Singing River Presents: new program, music awareness

The Department of Entertainment Industry is expected to launch its newest program, Singing River Presents April 12 with performances by Doc Daily and The Magnolia Devil with Dylan Leblanc.

The concert will be a launch point for the program as well as an effort to raise awareness and membership for the Muscle Shoals Music Association (MSMA).

Singing River Presents is a student-run program designed to work with the “Artist Management and Touring” class offered in the Department of Entertainment Industry, said Department Chair Dr. Bob Garfrerick. It will also be unique to UNA.

“We’ll be one of few (public institutions) that has a concert promotion company,” Garfrerick said. “The students in the ‘Artist Management and Touring’ class will put on a show just like a concert promoter would do it.”

It’s this real-world application that will benefit students the most, said project manager Mack Cornwell.

“Any practical use of your knowledge, in my opinion, is the best learning experience,” Cornwell said. “Textbooks and lectures really only go so far. It’s about experiencing things you really can’t teach but that just have to be done.”

So far, organizing the concert has been quite the learning experience, Garfrerick said.

“We had dreams of doing something with the Shoals Theatre with a bigger act,” he said.

Instead—because of pricing, scheduling and time constraints—the program decided to book a smaller venue with more locally-known acts.

“It’s going to end up being very, very good,” Garfrerick said. “We took the next best thing to not making money—which is not to lose money.”

However, this decision raised a question with Singing River Presents organizers.
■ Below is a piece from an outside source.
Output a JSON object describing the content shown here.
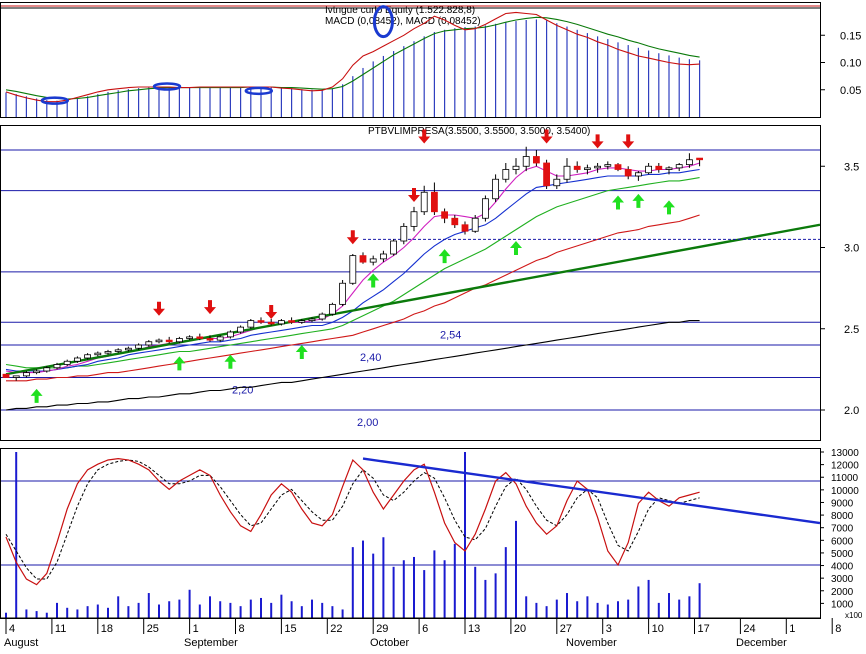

“If we’re going to break even, what are we going to break even for?” Garfrerick asked.

It was decided that the concert would serve as both a launch for Singing River Presents as well as a promotional tool for MSMA, a nonprofit started in 1975 with the intent to cultivate and showcase Muscle Shoals music and musicians.

Jimmy Nutt, president of MSMA and owner of the NuttHouse Recording Studio Inc., is excited about the concert and said it will hopefully help MSMA expand its demographic.

“We really want to tap into the younger musicians and folks around here who are music supporters,” Nutt said. “We don’t want to be just about the past. We want to be about the now and future.”

Garfrerick said he believed the partnership was well-planned.

“We feel like (MSMA) will be a good fit,” Garfrerick said. “Everyone associates Muscle Shoals music with the historic music. The Muscle Shoals music is contingent now on embracing the new music.”

Cornwell was also supportive of Nutt’s motives.

“(MSMA is) trying to be more inclusive to the young people in town,” he said. “We’re a young generation who will truly be taking over, and (Nutt) respects that.”

The launch of Singing River Presents is expected to draw a crowd of old and young, Garfrerick said.

“We’re trying to market it as, ‘This is the place you want to be if you’re in town on Thursday night,’” he said.

Cornwell said he has put his efforts toward the duration of the new program, as well.

“I really wanted to make it as cool and as interesting as we could so we could start a precedent,” he said. “That way, every year this would be an event worth going to.”

The concert is expected to begin at 9 p.m. at the Smokehouse in downtown Florence. Cost of admission is $5, and attendees will have the opportunity to become a member of MSMA for an additional $5.